And although prices fell by about 1 per cent in London on Tuesday after China raised interest rates, some analysts expect the base metal to hit the US$11,000 per tonne mark by December this year.
Major infrastructure projects in countries such as China and Brazil are key drivers for increased copper demand. And analysts say demand is not about to ease any time soon.
Yingxi Yu, VP, Commodities Research, Barclays Capital, said: "Copper stands out from the other base metals in a sense that the supply side is most constrained. The supply side has been lagging behind demand growth for a very long time.
"And we do not see any reason to turn much more optimistic on the mines supply of copper anytime soon.
"China has been in the driving seat of base metal demand for a very long time now and it's still growing at a double-digit pace.

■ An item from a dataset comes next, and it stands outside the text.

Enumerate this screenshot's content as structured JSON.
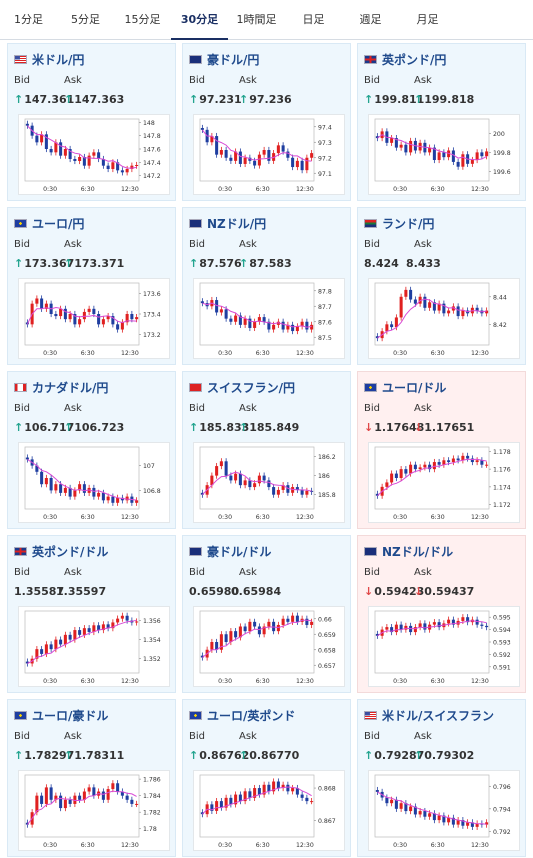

We estimate that Chinese copper demand grew by about 15 per cent last year. It will slow to seven per cent in 2011, but it's still a huge amount in tonnage terms."
China remains the world's largest copper consumer, accounting for about 40 per cent of the market.
Analysts point out that any price correction from current levels will be healthy but short-lived.
Ong Yi Ling, investment analyst, Investment Department, Phillip Futures, said:
"We don't discount the possibility that there could be a shorter term correction in copper prices in the event that China chooses to enforce aggressive tightening measures to combat inflation.
"But on a longer term basis, we see that Chinese demand for copper may continue to surprise from the upside. And the copper market could be in a deficit in 2011 - so that in itself could be supportive of prices to head towards the US$11,000 tonne level mark."
With such a promising outlook for copper, some observers say this could attract more investors.
With copper Exchange-Traded Funds, this could also drive up investor interest, as they make it easier for an average investor to take a position in copper.